Ik wilde eigenlijk dolgraag in Nederland blijven. Deed wat werk voor Leopold, want Miep had mij ook in contact gebracht met Liesbeth ten Houten. Maar Miep zei: “No way! Als je iets bereikt hebt in Duitsland en je komt daarna hier, kan je tegen iedereen zeggen: Ik had het al. Tegen die tijd zal ik je helpen, met alle contacten die ik heb. Maar als je het nu doet, maak ik het jou met dezelfde contacten volstrekt onmogelijk.” Nou, en dat was ook weer een belangrijke les.

Na een lang rokend zwijgen is voor een groot deel voorbereid in de gesprekken met

Miep in Den Haag.

Maar misschien was haar coaching na de Wende, na de publicatie van het boek nog wel belangrijker. Iedereen viel over mij heen. Hoe had ik een literair boek kunnen schrijven over zo'n onderwerp? Nonfictie was misschien tot daar aan toe, maar dit! En ik was in één klap beroemd en berucht en iedereen wilde mij spreken. Het was in die tijd heerlijk om te weten dat er zo'n vriendin in Den Haag zat, naar wie ik elk moment toe kon gaan om weer eens lekker rustig twee flesjes Scotch te zuipen.

Toen ik weer bij haar op bezoek was, zei ze plotseling: “Ik kan er niet meer tegen om altijd Duits met je te spreken. Ik ga Nederlands tegen je spreken en wat je snapt, snap je en anders maar niet.” Ze gaf me Nederlandse kranten en boeken. Die periode leverde veel irritaties op. Op een gegeven moment vroeg ik haar: “Waar is De Posthoorn?” Ze zat aan tafel haar nagels te lakken, keek niet naar mij en zei: “Lange Voorhout.” Ik dacht, waarom scheldt deze humeurige kinderboekenmeesteres me nou weer uit? Ik vroeg het nogmaals, kreeg opnieuw “Lange Voorhout” te horen en schreeuwde in totale wanhoop: “Miep, ik ben besneden!” Nou, we hebben over de tafel gelegen van het lachen.

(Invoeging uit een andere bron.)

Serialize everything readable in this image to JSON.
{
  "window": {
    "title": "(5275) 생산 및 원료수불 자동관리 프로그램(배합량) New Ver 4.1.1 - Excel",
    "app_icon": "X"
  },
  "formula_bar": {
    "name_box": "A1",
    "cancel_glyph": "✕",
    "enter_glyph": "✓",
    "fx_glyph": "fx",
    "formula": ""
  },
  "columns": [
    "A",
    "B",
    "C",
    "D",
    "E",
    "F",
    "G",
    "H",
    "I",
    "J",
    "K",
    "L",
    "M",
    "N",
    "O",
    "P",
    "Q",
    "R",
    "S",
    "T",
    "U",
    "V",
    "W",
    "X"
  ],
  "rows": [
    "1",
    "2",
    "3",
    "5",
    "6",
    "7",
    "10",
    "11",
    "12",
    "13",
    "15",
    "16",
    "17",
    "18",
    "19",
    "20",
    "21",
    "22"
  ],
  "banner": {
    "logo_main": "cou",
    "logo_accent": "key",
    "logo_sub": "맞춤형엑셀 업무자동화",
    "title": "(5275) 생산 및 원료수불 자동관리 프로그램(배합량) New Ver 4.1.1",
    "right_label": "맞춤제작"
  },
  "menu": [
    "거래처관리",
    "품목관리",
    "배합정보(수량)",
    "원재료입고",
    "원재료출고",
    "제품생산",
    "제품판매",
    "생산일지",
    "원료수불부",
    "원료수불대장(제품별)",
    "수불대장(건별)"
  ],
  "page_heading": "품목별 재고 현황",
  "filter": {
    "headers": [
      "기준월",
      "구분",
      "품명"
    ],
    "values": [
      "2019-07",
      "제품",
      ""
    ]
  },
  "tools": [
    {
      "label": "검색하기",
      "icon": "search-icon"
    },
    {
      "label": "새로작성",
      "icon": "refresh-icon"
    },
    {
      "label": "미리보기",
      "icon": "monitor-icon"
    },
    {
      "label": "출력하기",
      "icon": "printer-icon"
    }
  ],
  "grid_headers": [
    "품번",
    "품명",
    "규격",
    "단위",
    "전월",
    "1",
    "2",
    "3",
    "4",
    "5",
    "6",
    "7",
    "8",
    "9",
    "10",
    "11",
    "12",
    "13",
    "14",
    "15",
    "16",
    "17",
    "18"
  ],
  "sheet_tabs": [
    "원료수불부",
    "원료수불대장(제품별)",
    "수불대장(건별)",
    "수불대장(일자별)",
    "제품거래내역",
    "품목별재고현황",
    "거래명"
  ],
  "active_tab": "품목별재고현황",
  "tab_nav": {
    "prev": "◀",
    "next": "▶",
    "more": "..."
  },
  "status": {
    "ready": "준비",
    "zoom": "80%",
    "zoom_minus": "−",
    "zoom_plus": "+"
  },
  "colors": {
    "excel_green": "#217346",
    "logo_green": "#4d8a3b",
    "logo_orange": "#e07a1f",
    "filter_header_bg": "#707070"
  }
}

Behalve voor mijn werk, betekent Miep vooral veel voor mijn vorming. Ik denk heel vaak als ik voor een dilemma sta: Wat zou Miep doen? Ik had, bijvoorbeeld, op een gegeven moment twee minnaars, wist niet wat ik met ze aanmoest. Wilde ze

eigenlijk wel kwijt, maar hoe en wanneer? Waarop Miep tegen mij zei: “Andreas, luister. Ik doe zoiets in alphabetical order.”

Dit wonder van common sense en fluweelzachte hardheid heeft mij, ik kan er geen ander woord voor bedenken, geholpen te emanciperen. Met haar energie en haar messcherpe, steeds perfect gelakte nagels heeft ze het pantser van een onmenselijke opvoeding van mijn ziel gekrast en ervoor gezorgd dat het lelijke kleine eendje een lelijke grote zwaan werd. Dat is niet zonder pijn gegaan, maar juist daarom heeft het gewerkt.’